The Cunctator wrote:
What's missing?
That's right. He fails to show how Wikipedia does not meet his criteria.
So there's more needed.
All right. You asked.
>- They are secondary source works
This means that original research and criticism doesn't belong. To me,
that means that material should really be sourced back to topical
surveys rather than original documents, because of the need for balance.
Therefore, for example, in areas of music, art, literature, theater,
and film, we should be drawing to a considerable degree from the reviews
and criticism written by other authorities rather than doing our own.
For an encyclopedic article, the ideal footnote for an article about a
film is not the film itself, but rather a book or magazine article about
the film. This, among other things, helps with NPOV, and makes sure
that we are a summary of human knowledge rather than having a strange
and wonderful new perspective on something.
>- They are comprehensible to a lay person;
For the most part we are OK on this, though there are some mathematics
and philosophy articles that push it. Douglas R. Hofsteader, Asimov,
and Sagan, despite their many critics, all have the allegorical style of
writing that must be adopted when explaining complex scientific subjects
to the uninitiated.

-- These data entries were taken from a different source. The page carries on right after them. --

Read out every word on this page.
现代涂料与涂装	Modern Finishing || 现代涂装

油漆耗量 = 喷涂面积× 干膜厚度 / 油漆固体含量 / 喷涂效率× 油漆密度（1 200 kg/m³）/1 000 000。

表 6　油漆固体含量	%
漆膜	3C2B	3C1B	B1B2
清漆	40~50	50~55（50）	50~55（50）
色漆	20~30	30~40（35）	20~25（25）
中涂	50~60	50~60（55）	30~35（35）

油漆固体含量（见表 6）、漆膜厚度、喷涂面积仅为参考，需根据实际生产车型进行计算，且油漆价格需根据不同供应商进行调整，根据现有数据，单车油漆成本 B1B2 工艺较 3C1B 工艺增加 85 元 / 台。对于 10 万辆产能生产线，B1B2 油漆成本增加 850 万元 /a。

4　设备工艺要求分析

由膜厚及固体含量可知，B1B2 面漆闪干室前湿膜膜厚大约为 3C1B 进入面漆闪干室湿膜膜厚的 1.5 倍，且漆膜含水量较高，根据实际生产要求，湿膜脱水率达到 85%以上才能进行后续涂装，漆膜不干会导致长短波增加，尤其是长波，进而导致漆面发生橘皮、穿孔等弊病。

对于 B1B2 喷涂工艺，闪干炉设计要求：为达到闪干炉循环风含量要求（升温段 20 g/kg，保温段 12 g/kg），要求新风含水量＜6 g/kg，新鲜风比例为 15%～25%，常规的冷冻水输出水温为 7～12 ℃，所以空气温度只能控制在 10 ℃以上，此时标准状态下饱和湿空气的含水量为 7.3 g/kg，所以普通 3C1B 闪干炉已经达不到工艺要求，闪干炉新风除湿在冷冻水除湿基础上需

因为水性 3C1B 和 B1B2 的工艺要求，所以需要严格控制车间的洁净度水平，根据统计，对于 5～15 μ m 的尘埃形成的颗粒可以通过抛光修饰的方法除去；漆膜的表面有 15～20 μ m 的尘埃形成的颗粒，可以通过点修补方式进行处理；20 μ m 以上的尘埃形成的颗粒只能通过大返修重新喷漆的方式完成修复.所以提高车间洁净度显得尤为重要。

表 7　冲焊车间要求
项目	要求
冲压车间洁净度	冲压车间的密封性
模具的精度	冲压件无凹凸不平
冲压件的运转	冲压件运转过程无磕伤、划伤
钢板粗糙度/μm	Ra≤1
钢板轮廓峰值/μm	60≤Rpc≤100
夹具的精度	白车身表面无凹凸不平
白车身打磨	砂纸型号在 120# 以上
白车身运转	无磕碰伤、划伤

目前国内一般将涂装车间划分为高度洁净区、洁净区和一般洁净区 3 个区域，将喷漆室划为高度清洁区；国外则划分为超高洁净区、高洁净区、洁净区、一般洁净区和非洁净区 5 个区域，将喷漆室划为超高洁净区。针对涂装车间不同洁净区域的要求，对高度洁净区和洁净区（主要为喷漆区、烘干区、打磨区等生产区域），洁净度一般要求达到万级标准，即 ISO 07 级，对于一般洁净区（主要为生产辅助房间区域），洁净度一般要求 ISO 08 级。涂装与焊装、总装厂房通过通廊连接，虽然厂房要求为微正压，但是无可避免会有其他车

They all value ease of comprehension over rigor,
and we should too.
>- They are edited for a certain uniformity of style
and content across
>articles;
I believe that this remains the largest problem area, encyclopedically
speaking. We lack uniformity across articles. Now, some of this will
naturally improve with time, but it will never totally correct itself
without greater effort. The various & sundry WikiProjects have helped
enormously with this, and those who have participated are to be
commended. However, this is where there should be some judicious
merging and editing of some of the overdone contemporary culture
articles, and where the unencyclopedic articles should be dropped so
that the criteria for inclusion are reasonably uniform. Without getting
into disputed ground, it is fair to say that we need to have more on
Dominco Scarlatti than on Phish; more on J.S. Bach than F. Joseph Haydn;
and at least as much on John Steinbeck as J.R.R. Tolkien. What we
have instead is the mantra of Wikipedia Is Not Paper which, while true,
has undermined any sort of effort for consistency of treatment.
>- They cover topics that in nearly all cases can be
checked and
>researched further in any undergraduate college library
Many of the affectatious articles added on whims cannot; persons with
local and ephemeral fame cannot be researched outside of the area where
they were prominent, nor can obscure pop culture figures from decades past.
- They are
editorial in nature, that is, they are not mere
aggregations
>of data such as sports scores or stock prices
Well, that describes some of the Rambot entries where they have not been
updated, and there are a handful of articles about CDs and so on that
aren't much more than track listings.
>- They serve a specific niche in a reference
collection, with other
>publications having related roles.
And last, the sense of Wikipedia as having a certain role, that is
shared with other works that are better for their specific purposes, is
a view that is not widely held. It is, at present, a dumping ground for
whatever article anyone wishes to write. That's a start. Maybe that's
OK in the long run too, if that's what we want. But it is most
assuredly not what makes a good encyclopedia.